“Mir schien Maze schneller als Gisin”

Nach dem Ex-Aequo-Sieg in der Frauen-Abfahrt wollen viele wissen, wer schneller war: Dominique Gisin oder Tina Maze. Der Mann, der es wissen könnte, darf es nicht: Zeitmesser Peter Hürzeler.

Telefoninterview: Peter Hossli

huerzelerPeter Hürzeler (75) fing 1969 beim Schweizer Uhrenhersteller Omega an. In Sotschi ist er zum 17. Mal an Olympischen Spielen als Zeitmesser dabei.

Herr Hürzeler, wie genau können Sie bei einer Abfahrt die Zeit messen?
Peter Hürzeler: Mit neuen Geräten bis auf eine Millionstel-Sekunde.

Sie messen aber nur auf Hundertstel. Warum so ungenau?
Weil es der Ski-Verband so will. Vor jedem Rennen prüfen FIS-Leute, ob die Geräte wirklich so eingestellt sind, dass sie nur Hundertstel messen. Wir könnten viel genauer sein.

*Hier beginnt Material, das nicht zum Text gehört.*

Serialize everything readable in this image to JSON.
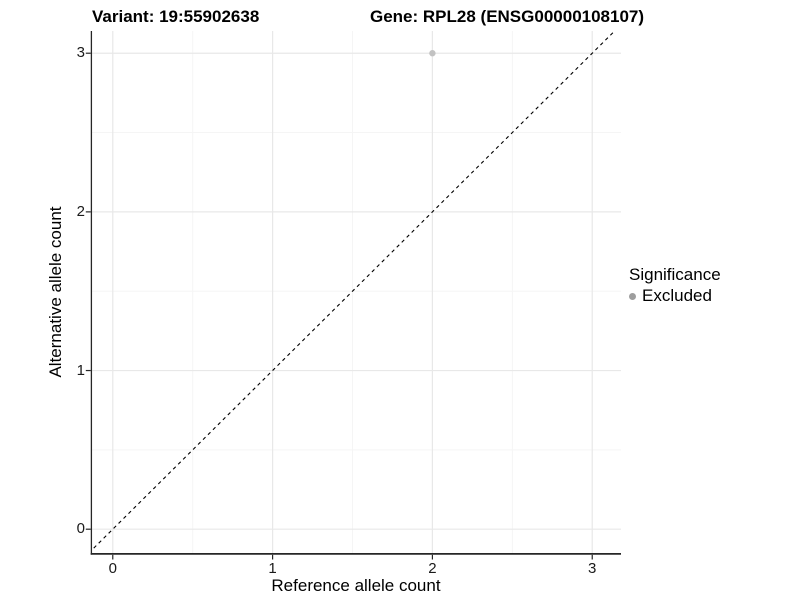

Warum tun Sie es nicht einfach?
Da haben wir nichts zu sagen. Beim Langlauf dürfen wir sogar nur Zehntelsekunden messen. Um Tausendstel geht es beim Rodeln.

Mal ehrlich: Wer war schneller in der Frauen-Abfahrt – Dominique Gisin oder Tina Maze?
Das weiss von uns niemand.

Kaum zu glauben. Sie wissen es doch, dürfen es aber nicht sagen.
Ganz sicher nicht! Unsere Geräte haben bei der Abfahrt keine Tausendstel angezeigt. Es ist unmöglich, das Rennen erneut zu messen.

Tatsächlich nicht?
Vielleicht wäre es möglich, die Läufe der beiden Siegerinnen in Super-Slow-Motion zu messen.

Mussten Sie irgendwelche Beweise vernichten?
Es gab nie Beweise.

Sind Sie sehr frustriert, die Siegerin nicht ermittelt zu haben?
Nein, es ist toll, wenn zwei Fahrerinnen nach 2,7 Kilometern in der gleichen Hundertstel ankommen.

Eine Fahrerin war aber schneller!
Oh ja! Um es zu wissen, hätten wir die Tausendstel messen müssen.

Sie geben sich gelassen. Warum will niemand wissen, wer die Abfahrt wirklich gewonnen hat?
Das wollen alle wissen! Mich riefen über 50 Leute an, sogar aus Amerika.

Wer fragt am hartnäckigsten?
Das slowenische Fernsehen. Bis ich  eine Gegenfrage stellte: «Was, wenn die Schweizerin gewonnen hat? Wollt ihr es dann auch wissen?» Seither fragen sie nicht mehr.

Dann war Gisin also schneller?
Ein Schweizer Sieg wäre mir lieber. Als ich das Rennen sah, schien mir jedoch Maze etwas schneller. Es überraschte mich, als sie gleichauf mit Gisin war.

Werden wir irgendwann wissen, wer schneller war?
Das glaube ich nicht.

Ein Schweizer Zeitmesser könnte Schweizer Athleten doch helfen.
Ohne uns hätte die Schweiz im Eishockey nicht gegen Lettland gewonnen.

Eishockey wird durch Tore entschieden, nicht mit der Zeit!
Erstmals stoppen wir die Uhr durch den Pfiff des Schiedsrichters. Früher geschah das von Hand. Auf diese Weise gewinnen wir pro Match eine ganze Minute Spielzeit. Gegen Lettland schoss die Schweiz ihr Tor 7,9 Sekunden vor Schluss. Bei der alten Methode wäre das Spiel längst vorbei gewesen.